Economie

Tunisie – Conjointure : maîtrise de l’inflation et du soutien au pouvoir d’achat

    Après une période de hausse des prix, la Tunisie connaît un net ralentissement de l’inflation, porté par une conjoncture économique plus favorable et par les effets différés de la politique monétaire et budgétaire.

    Les derniers mois marquent un tournant dans le cycle inflationniste qui avait impacté l’économie nationale durant une période relativement étendue. La décrue observée de l’indice des prix à la consommation est remarquablement sensible, selon les chiffres récents de l’Institut national de la statistique (INS) et traduit clairement la conjonction de facteurs externes et internes, dont les effets conjugués ont permis un rééquilibrage progressif des prix.

    Facteurs de stabilité

    Au plan international, le reflux des prix des matières premières, en particulier ceux des produits énergétiques et des denrées alimentaires, a joué un rôle modérateur important. On note, à cet effet, en particulier que les prix mondiaux des produits de base et de l’énergie, en baisse soutenue ont contribué à détendre les coûts de production.

    Sur le marché domestique, les prix des produits alimentaires à prix volatils – longtemps moteur de l’inflation – ont enregistré un certain ralentissement du rythme de la progression de leur prix après des hausses spectaculaires. Cette baisse se reflète dans une contribution négative à l’inflation globale. L’amélioration des conditions climatiques a également favorisé la reprise de certaines productions agricoles ce qui a permis d’atténuer les pressions saisonnières sur les marchés.

    La baisse de l’inflation est également attribuable aux effets décalés du desserrement monétaire qui a visé à contenir les tensions inflationnistes. Le desserrement progressif du taux directeur a limité les dynamiques de crédit et encouragé la stabilisation des prix à moyen terme.

    Maintenir la dynamique de ralentissement

    Dans ce contexte, l’INS a annoncé que l’inflation en Tunisie s’est établie à 4,8% en janvier 2026, marquant une légère amélioration par rapport aux 4,9% enregistrés le mois précédent.
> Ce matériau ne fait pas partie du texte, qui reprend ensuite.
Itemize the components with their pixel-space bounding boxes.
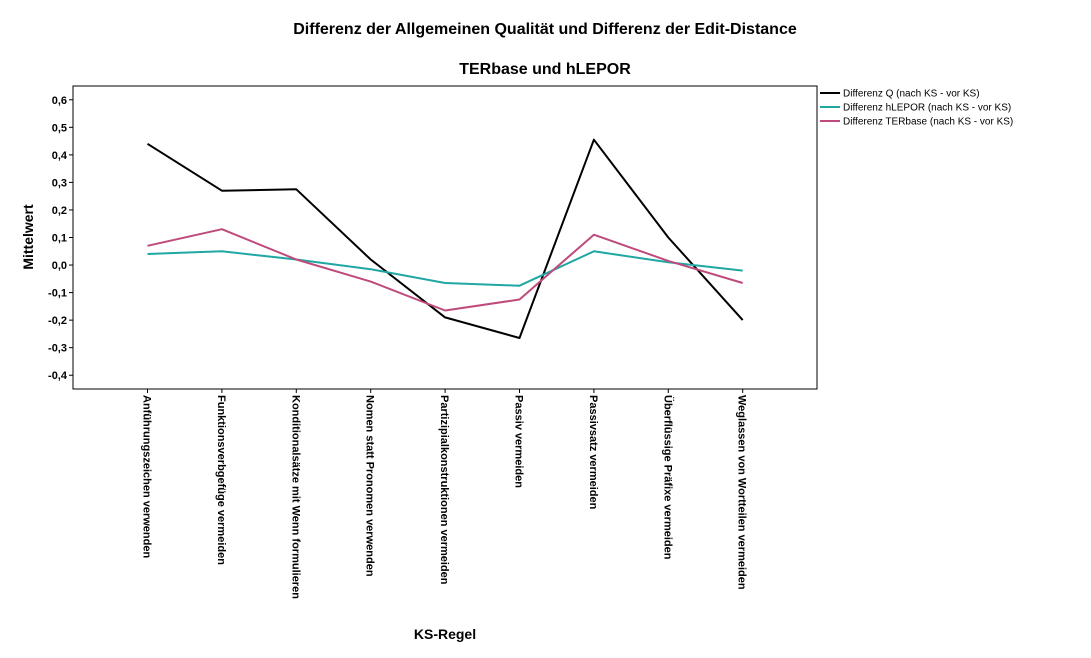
y-axis: -0,4 -0,3 -0,2 -0,1 0,0 0,1 0,2 0,3 0,4 0,5 0,6 — [48, 95, 73, 382]
series-lines — [146, 138, 744, 339]
x-tick-label: Weglassen von Wortteilen vermeiden — [736, 395, 748, 590]
chart-subtitle: TERbase und hLEPOR — [459, 61, 631, 78]
legend: Differenz Q (nach KS - vor KS) Differenz … — [820, 89, 1013, 128]
x-axis: Anführungszeichen verwenden Funktionsverb… — [141, 389, 748, 599]
plot-area — [72, 85, 818, 390]
y-tick-label: 0,0 — [52, 260, 67, 272]
x-tick-label: Überflüssige Präfixe vermeiden — [661, 395, 674, 560]
x-tick-label: Funktionsverbgefüge vermeiden — [215, 395, 227, 565]
y-tick-label: 0,2 — [52, 205, 67, 217]
legend-label: Differenz TERbase (nach KS - vor KS) — [843, 117, 1013, 128]
x-tick-label: Passiv vermeiden — [513, 395, 525, 488]
y-tick-label: -0,1 — [48, 288, 67, 300]
legend-label: Differenz Q (nach KS - vor KS) — [843, 89, 980, 100]
chart-title: Differenz der Allgemeinen Qualität und D… — [293, 21, 797, 38]
y-tick-label: 0,1 — [52, 233, 67, 245]
x-tick-label: Passivsatz vermeiden — [587, 395, 599, 510]
y-tick-label: 0,6 — [52, 95, 67, 107]
x-tick-label: Konditionalsätze mit Wenn formulieren — [289, 395, 301, 599]
x-tick-label: Partizipialkonstruktionen vermeiden — [438, 395, 450, 585]
y-tick-label: -0,3 — [48, 343, 67, 355]
x-tick-label: Nomen statt Pronomen verwenden — [364, 395, 376, 577]
y-tick-label: -0,2 — [48, 315, 67, 327]
y-tick-label: 0,3 — [52, 177, 67, 189]
legend-label: Differenz hLEPOR (nach KS - vor KS) — [843, 103, 1011, 114]
series-line-2 — [147, 250, 743, 287]
y-tick-label: 0,4 — [52, 150, 68, 162]
y-tick-label: 0,5 — [52, 122, 67, 134]
y-tick-label: -0,4 — [48, 370, 68, 382]
x-tick-label: Anführungszeichen verwenden — [141, 395, 153, 558]
x-axis-title: KS-Regel — [414, 626, 476, 642]
y-axis-title: Mittelwert — [20, 204, 36, 270]
series-line-3 — [147, 228, 743, 312]
series-line-1 — [146, 138, 744, 339]
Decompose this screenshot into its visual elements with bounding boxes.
Cette évolution modeste témoigne d’une tendance au ralentissement des prix qui s’inscrit dans la continuité de 2025, année où le taux annuel était redescendu à 5,3% après avoir atteint 7% en 2024.
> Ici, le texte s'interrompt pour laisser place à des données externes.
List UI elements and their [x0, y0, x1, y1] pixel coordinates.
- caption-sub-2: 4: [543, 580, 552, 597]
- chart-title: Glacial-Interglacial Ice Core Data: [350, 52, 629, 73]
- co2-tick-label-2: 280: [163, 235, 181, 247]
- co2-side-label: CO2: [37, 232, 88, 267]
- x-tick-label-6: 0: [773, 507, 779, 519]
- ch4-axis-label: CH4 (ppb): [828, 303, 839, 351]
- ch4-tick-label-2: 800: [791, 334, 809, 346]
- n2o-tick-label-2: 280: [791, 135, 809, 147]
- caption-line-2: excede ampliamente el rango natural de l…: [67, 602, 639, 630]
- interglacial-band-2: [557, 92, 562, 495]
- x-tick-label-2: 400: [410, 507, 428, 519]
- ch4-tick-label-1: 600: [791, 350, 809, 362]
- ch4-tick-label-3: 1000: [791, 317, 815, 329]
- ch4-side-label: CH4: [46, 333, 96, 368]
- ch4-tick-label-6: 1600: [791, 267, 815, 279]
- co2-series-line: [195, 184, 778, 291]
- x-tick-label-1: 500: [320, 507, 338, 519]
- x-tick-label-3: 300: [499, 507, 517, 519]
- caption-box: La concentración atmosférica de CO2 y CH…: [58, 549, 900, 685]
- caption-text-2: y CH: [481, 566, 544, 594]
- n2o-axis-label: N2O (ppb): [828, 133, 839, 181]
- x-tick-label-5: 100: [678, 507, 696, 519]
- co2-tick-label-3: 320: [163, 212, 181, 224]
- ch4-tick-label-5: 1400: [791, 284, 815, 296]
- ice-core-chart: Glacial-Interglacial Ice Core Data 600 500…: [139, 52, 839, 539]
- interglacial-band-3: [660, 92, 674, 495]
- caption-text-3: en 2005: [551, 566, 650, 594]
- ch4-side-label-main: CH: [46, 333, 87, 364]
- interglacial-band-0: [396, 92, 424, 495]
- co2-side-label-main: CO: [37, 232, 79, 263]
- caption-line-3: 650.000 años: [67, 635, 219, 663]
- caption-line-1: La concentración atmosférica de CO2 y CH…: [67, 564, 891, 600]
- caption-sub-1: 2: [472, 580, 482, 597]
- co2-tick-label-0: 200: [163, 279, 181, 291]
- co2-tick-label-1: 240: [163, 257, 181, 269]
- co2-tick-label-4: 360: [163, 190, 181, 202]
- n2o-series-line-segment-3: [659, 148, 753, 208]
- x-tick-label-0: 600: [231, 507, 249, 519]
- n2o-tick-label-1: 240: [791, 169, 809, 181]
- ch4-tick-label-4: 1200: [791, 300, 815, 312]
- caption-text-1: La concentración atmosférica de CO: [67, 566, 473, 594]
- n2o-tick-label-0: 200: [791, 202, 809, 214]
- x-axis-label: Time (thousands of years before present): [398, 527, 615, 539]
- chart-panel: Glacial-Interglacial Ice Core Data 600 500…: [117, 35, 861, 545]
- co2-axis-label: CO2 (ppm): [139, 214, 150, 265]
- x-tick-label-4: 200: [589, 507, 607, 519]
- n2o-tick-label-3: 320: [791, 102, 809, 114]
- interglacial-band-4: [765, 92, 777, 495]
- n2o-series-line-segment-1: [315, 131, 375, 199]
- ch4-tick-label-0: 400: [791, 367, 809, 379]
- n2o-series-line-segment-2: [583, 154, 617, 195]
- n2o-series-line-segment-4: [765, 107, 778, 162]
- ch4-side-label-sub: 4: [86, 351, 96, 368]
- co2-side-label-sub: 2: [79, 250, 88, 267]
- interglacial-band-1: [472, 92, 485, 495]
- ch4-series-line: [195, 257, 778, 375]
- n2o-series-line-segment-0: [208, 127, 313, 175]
    Toutefois, le secteur alimentaire reste la principale source de tension avec une hausse annuelle de 5,9%. Les fruits frais ont évolué de 17,8%, l’agneau de 16,1%, tandis que le bœuf et le poisson affichent également des progressions supérieures à 10%.

    Dans ce tableau, une note d’espoir apparaît néanmoins. Les huiles alimentaires ont enregistré une chute de 12%, permettant d’atténuer l’impact des hausses sur les autres denrées. Cette baisse significative offre un certain soulagement aux consommateurs.

    Au-delà de l’alimentation, d’autres secteurs affichent des évolutions contrastées. L’habillement et les chaussures ont connu une augmentation de 9,1% sur l’année. Les services de restauration et d’hôtellerie, après avoir enregistré des hausses importantes en 2025, montrent des signes de modération, ralentissant leur progression au cours des derniers mois.

    Les autorités tunisiennes affichent leur volonté de maintenir cette dynamique de ralentissement en 2026. Le gouvernement table sur une inflation stable autour de 5,3% pour l’ensemble de l’année, misant sur le soutien à la production nationale et l’amélioration des circuits de distribution. La numérisation des systèmes de suivi fait partie des outils envisagés pour mieux maîtriser l’évolution des prix.